I am now driving across West Texas.

It is hot. It is flat. It is sandy. It is desert. There are oil fields and wind mills. The smell of oil rises up on occasion.

I can see until I can see no more. The flat line of horizon stops. There are small tornadoes of dust…tiny whirlwinds of white and brown sand and dust rising up from the earth.

I wonder if these are dangerous. How fast is the wind? Will they cross the road?

I pull into a gas station. There is an employee in the restroom cleaning the mirror and I ask...

“So…what are those little tornados of dirt?”

“What do you mean?” She looks at me confused.

“Well…I mean what are they? They look like dust tornadoes. Are they dangerous? Will they hurt my car? Should I be worried about them?”

She laughs so hard I think she is going to cry.

“Naw. They are harmless.”

I ask her why she thinks this is so funny.

“I’ve never had anyone ask me that before. They are just so common around here.”


I stop again. I have to. Singing Bon Jovi’s “Livin’ on a Prayer” can keep me entertained for only so long. Texas is big. Ginormous actually.

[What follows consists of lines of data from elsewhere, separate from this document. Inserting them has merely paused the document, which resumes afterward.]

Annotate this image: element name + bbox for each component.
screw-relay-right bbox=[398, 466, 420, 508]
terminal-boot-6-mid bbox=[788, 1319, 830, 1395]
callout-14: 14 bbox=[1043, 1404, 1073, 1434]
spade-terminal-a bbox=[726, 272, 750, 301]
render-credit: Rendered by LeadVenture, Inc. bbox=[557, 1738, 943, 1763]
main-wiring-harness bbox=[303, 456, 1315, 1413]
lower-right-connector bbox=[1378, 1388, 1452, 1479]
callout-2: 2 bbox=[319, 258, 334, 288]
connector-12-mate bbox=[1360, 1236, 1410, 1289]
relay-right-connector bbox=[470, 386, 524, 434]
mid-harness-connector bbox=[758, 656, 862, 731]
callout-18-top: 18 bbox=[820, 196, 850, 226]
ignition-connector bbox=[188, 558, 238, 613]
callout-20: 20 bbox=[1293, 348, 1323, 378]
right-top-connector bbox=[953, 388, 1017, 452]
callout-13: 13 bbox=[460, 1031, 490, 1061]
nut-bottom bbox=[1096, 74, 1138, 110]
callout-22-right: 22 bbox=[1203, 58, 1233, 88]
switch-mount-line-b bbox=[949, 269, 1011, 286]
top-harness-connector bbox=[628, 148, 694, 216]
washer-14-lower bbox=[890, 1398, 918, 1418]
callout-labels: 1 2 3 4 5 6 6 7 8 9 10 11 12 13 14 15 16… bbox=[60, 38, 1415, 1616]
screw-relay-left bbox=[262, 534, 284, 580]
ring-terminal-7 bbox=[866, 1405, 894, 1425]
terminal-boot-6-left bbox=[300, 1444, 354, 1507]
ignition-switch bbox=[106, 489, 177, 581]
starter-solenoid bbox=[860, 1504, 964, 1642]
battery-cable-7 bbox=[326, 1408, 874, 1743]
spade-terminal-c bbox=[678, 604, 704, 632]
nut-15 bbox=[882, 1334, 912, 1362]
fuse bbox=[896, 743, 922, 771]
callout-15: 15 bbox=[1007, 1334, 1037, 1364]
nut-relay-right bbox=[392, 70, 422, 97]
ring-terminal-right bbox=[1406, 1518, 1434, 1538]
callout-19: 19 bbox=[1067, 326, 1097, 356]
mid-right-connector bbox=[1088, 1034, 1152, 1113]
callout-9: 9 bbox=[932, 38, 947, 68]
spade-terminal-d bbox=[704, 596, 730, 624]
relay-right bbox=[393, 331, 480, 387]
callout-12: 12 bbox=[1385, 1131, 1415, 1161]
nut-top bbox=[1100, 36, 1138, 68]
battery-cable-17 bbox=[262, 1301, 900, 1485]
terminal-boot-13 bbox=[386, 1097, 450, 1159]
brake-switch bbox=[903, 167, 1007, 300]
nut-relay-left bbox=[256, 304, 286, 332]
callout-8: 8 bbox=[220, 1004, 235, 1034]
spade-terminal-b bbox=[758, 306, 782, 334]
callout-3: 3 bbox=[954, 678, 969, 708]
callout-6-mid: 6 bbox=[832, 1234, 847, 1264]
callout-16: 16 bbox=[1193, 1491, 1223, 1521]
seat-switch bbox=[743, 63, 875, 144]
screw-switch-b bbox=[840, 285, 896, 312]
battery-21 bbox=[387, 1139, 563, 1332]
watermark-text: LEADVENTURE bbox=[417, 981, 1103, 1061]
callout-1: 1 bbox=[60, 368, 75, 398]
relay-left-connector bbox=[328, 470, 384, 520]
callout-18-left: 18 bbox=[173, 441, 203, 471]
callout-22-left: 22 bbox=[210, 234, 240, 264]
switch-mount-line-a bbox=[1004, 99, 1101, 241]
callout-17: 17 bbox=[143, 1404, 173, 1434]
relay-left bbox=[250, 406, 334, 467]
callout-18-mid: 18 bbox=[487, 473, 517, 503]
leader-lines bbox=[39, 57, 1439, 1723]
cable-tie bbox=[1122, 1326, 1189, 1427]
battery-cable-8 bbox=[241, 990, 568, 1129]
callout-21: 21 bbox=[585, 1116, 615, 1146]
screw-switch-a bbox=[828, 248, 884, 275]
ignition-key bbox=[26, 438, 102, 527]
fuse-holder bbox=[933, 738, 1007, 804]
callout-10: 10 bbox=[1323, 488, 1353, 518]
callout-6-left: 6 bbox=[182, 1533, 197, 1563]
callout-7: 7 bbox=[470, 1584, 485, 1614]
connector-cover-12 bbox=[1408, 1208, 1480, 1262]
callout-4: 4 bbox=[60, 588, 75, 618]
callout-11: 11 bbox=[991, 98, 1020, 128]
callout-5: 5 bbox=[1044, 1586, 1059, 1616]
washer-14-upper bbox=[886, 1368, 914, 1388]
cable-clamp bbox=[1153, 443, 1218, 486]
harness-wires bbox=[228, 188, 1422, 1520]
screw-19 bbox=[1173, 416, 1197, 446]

I’m at a fast food restaurant. Burger. Fries. Big delicious cold and icy Coke.

I’m eating my meal.

I see them. Two men. They are speaking Spanish. Their skin is very brown…weathered. They are in their late 20’s I think. One wears a wedding band, cowboy boots and a baseball cap. The other has gages in his ears, cowboy hat and work boots. Both are covered in dirt that is brown and black.

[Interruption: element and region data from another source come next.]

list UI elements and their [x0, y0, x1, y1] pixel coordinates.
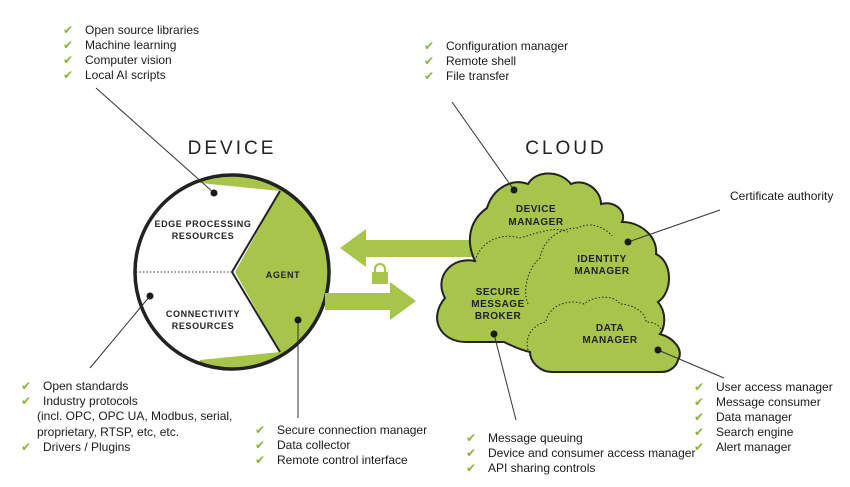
- connector-lines: [89, 87, 725, 421]
- checkmark-icon: ✔: [424, 54, 434, 68]
- device-manager-connector-dot: [510, 186, 518, 194]
- list-item: Remote shell: [446, 54, 516, 68]
- checkmark-icon: ✔: [63, 53, 73, 67]
- list-item: Alert manager: [716, 440, 791, 454]
- arrow-to-cloud: [325, 282, 416, 320]
- checkmark-icon: ✔: [21, 394, 31, 408]
- list-item: Local AI scripts: [85, 68, 166, 82]
- list-item: Open standards: [43, 379, 128, 393]
- device-circle: [133, 173, 331, 371]
- checkmark-icon: ✔: [694, 440, 704, 454]
- checkmark-icon: ✔: [63, 68, 73, 82]
- broker-label-2: MESSAGE: [471, 299, 525, 310]
- checkmark-icon: ✔: [466, 431, 476, 445]
- list-item: Configuration manager: [446, 39, 568, 53]
- list-item: Industry protocols: [43, 394, 138, 408]
- agent-label: AGENT: [266, 270, 301, 280]
- list-item: Device and consumer access manager: [488, 446, 695, 460]
- checkmark-icon: ✔: [21, 379, 31, 393]
- connectivity-connector-dot: [146, 292, 154, 300]
- list-item: Computer vision: [85, 53, 172, 67]
- checkmark-icon: ✔: [63, 23, 73, 37]
- checkmark-icon: ✔: [466, 461, 476, 475]
- list-item: Remote control interface: [277, 453, 408, 467]
- checkmark-icon: ✔: [466, 446, 476, 460]
- edge-processing-label-2: RESOURCES: [172, 231, 234, 241]
- checkmark-icon: ✔: [694, 410, 704, 424]
- list-item: Machine learning: [85, 38, 176, 52]
- device-heading: DEVICE: [188, 138, 277, 159]
- identity-manager-connector-dot: [624, 238, 632, 246]
- agent-list: ✔ Secure connection manager ✔ Data colle…: [255, 423, 427, 467]
- list-item: Data manager: [716, 410, 792, 424]
- checkmark-icon: ✔: [255, 423, 265, 437]
- checkmark-icon: ✔: [694, 425, 704, 439]
- checkmark-icon: ✔: [424, 69, 434, 83]
- data-manager-label-1: DATA: [596, 323, 624, 334]
- broker-label-3: BROKER: [475, 311, 522, 322]
- data-manager-connector-dot: [654, 346, 662, 354]
- checkmark-icon: ✔: [694, 380, 704, 394]
- edge-processing-label-1: EDGE PROCESSING: [154, 219, 251, 229]
- agent-connector-dot: [294, 316, 302, 324]
- connectivity-label-1: CONNECTIVITY: [166, 309, 240, 319]
- checkmark-icon: ✔: [694, 395, 704, 409]
- edge-processing-list: ✔ Open source libraries ✔ Machine learni…: [63, 23, 199, 82]
- checkmark-icon: ✔: [21, 440, 31, 454]
- lock-icon: [372, 262, 388, 284]
- cloud-internal-dividers: [474, 224, 662, 351]
- edge-connector-dot: [210, 189, 218, 197]
- broker-connector-dot: [490, 330, 498, 338]
- cloud-shape: [436, 172, 681, 373]
- checkmark-icon: ✔: [255, 453, 265, 467]
- certificate-authority-label: Certificate authority: [730, 189, 833, 203]
- list-item: File transfer: [446, 69, 509, 83]
- list-item: User access manager: [716, 380, 833, 394]
- connectivity-label-2: RESOURCES: [172, 321, 234, 331]
- device-manager-list: ✔ Configuration manager ✔ Remote shell ✔…: [424, 39, 568, 83]
- list-item: (incl. OPC, OPC UA, Modbus, serial,: [37, 409, 232, 423]
- data-manager-label-2: MANAGER: [582, 335, 637, 346]
- checkmark-icon: ✔: [424, 39, 434, 53]
- checkmark-icon: ✔: [255, 438, 265, 452]
- data-manager-list: ✔ User access manager ✔ Message consumer…: [694, 380, 833, 454]
- list-item: Secure connection manager: [277, 423, 427, 437]
- device-manager-label-1: DEVICE: [516, 204, 556, 215]
- list-item: Data collector: [277, 438, 350, 452]
- device-manager-label-2: MANAGER: [508, 217, 563, 228]
- list-item: Search engine: [716, 425, 794, 439]
- list-item: proprietary, RTSP, etc, etc.: [37, 425, 179, 439]
- list-item: API sharing controls: [488, 461, 595, 475]
- list-item: Message queuing: [488, 431, 583, 445]
- broker-label-1: SECURE: [476, 287, 521, 298]
- arrow-to-device: [340, 229, 480, 267]
- list-item: Message consumer: [716, 395, 821, 409]
- list-item: Drivers / Plugins: [43, 440, 130, 454]
- agent-divider-bottom: [231, 271, 281, 353]
- cloud-heading: CLOUD: [525, 138, 607, 159]
- identity-manager-label-1: IDENTITY: [577, 254, 627, 265]
- agent-divider-top: [231, 190, 281, 273]
- broker-list: ✔ Message queuing ✔ Device and consumer …: [466, 431, 695, 475]
- identity-manager-label-2: MANAGER: [574, 266, 629, 277]
- list-item: Open source libraries: [85, 23, 199, 37]
- connectivity-list: ✔ Open standards ✔ Industry protocols (i…: [21, 379, 232, 454]
- checkmark-icon: ✔: [63, 38, 73, 52]
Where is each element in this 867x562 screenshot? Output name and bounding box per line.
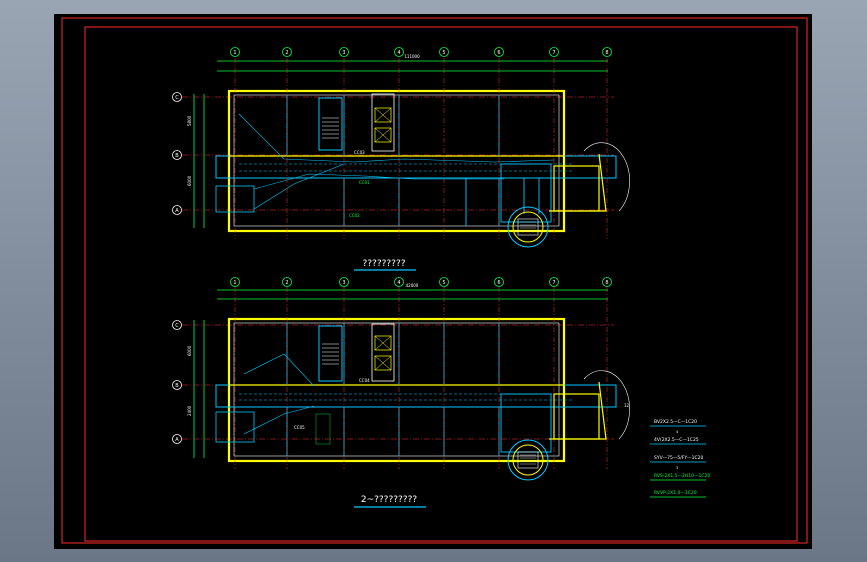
axis-number: 1 <box>233 280 236 286</box>
room-tag: CC01 <box>359 180 370 185</box>
legend-item: BV2X2.5—C—1C20 <box>654 419 697 425</box>
axis-bubbles-bottom: 1 2 3 4 5 6 7 8 <box>230 277 612 287</box>
dim-left: 5800 <box>187 115 192 126</box>
axis-number: 4 <box>397 280 400 286</box>
axis-number: 3 <box>342 280 345 286</box>
row-bubbles-top: C B A <box>172 92 182 215</box>
axis-number: 8 <box>605 280 608 286</box>
dim-overall: 42000 <box>406 283 419 288</box>
axis-number: 7 <box>552 50 555 56</box>
axis-bubble <box>230 277 240 287</box>
axis-label-C: C <box>175 95 179 101</box>
fixture-tags <box>315 413 331 445</box>
axis-number: 8 <box>605 50 608 56</box>
room-tag: CC04 <box>359 378 370 383</box>
legend-item: 4 <box>676 430 679 434</box>
room-tag: CC05 <box>294 425 305 430</box>
dim-left: 6000 <box>187 345 192 356</box>
axis-number: 4 <box>397 50 400 56</box>
legend-item: RVS-2X1.5—2H10—1C20 <box>654 473 710 479</box>
axis-bubble <box>394 47 404 57</box>
outer-wall <box>227 89 566 233</box>
axis-label-B: B <box>175 383 179 389</box>
axis-number: 3 <box>342 50 345 56</box>
axis-label-A: A <box>175 437 179 443</box>
legend-title: 12 <box>624 403 630 408</box>
axis-number: 5 <box>442 50 445 56</box>
wiring-legend: 12 BV2X2.5—C—1C20 4 4V(2X2.5—C—1C25 SYV—… <box>624 403 710 498</box>
axis-bubble <box>494 47 504 57</box>
axis-bubble <box>282 47 292 57</box>
axis-bubble <box>230 47 240 57</box>
room-tag: CC03 <box>354 150 365 155</box>
dim-overall: 111000 <box>404 54 420 59</box>
legend-item: 4V(2X2.5—C—1C25 <box>654 437 699 443</box>
axis-bubble <box>494 277 504 287</box>
inner-frame <box>84 26 798 542</box>
dim-left: 2400 <box>187 405 192 416</box>
axis-bubble <box>439 47 449 57</box>
row-bubbles-bottom: C B A <box>172 320 182 444</box>
outer-wall <box>227 317 566 463</box>
axis-bubble <box>549 47 559 57</box>
floor-plan-top: 111000 1 2 3 4 5 6 7 8 C B A 5800 6000 <box>172 47 630 271</box>
axis-label-B: B <box>175 153 179 159</box>
axis-number: 6 <box>497 50 500 56</box>
axis-number: 2 <box>285 50 288 56</box>
axis-bubble <box>339 277 349 287</box>
axis-number: 2 <box>285 280 288 286</box>
outer-frame <box>61 17 808 544</box>
room-tag: CC02 <box>349 213 360 218</box>
axis-bubble <box>602 277 612 287</box>
axis-bubble <box>394 277 404 287</box>
axis-number: 6 <box>497 280 500 286</box>
plan-title-bottom: 2~????????? <box>361 495 417 505</box>
axis-bubble <box>439 277 449 287</box>
legend-item: SYV—75—5/FY—1C20 <box>654 455 703 461</box>
dim-left: 6000 <box>187 175 192 186</box>
axis-label-A: A <box>175 208 179 214</box>
axis-bubble <box>549 277 559 287</box>
axis-bubble <box>602 47 612 57</box>
axis-label-C: C <box>175 323 179 329</box>
legend-item: RVVP-2X1.0—1C20 <box>654 490 697 496</box>
plan-title-top: ????????? <box>363 259 406 269</box>
axis-bubble <box>339 47 349 57</box>
axis-number: 1 <box>233 50 236 56</box>
axis-bubble <box>282 277 292 287</box>
legend-item: 3 <box>676 466 678 470</box>
axis-number: 5 <box>442 280 445 286</box>
axis-number: 7 <box>552 280 555 286</box>
axis-bubbles-top: 1 2 3 4 5 6 7 8 <box>230 47 612 57</box>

They are laughing. The one with gages is missing a front tooth.

I am extremely curious. I want to ask them so many questions, like where they are from…and whether their family is here with them. I want to know if they work on the oil fields and if they are happy. I want to know if they are immigrants to America or whether they were raised here. I want to know if they drive a truck and what they love about living here and what scares them. I want to know if they own one gun or lots of them and if they know how to dance and if they like to dance. I want to know what kind of music they listen to and if they enjoy a cold beer every once in a while.

But I don’t…because I am afraid.

I’m afraid because I’m a woman and they are two men. I’m afraid because I am small and they look stronger than me. I’m afraid because I’m not sure if they speak English. I’m afraid because I’m not quite sure where I am in Texas. I’m afraid because someone told me to be afraid. I’m afraid and I am sad and I want to be brave enough to ask them if they live through their soul.

But I don’t.

I get back in my car and I think and pray and wonder if this has anything to do with what’s going on in Ferguson.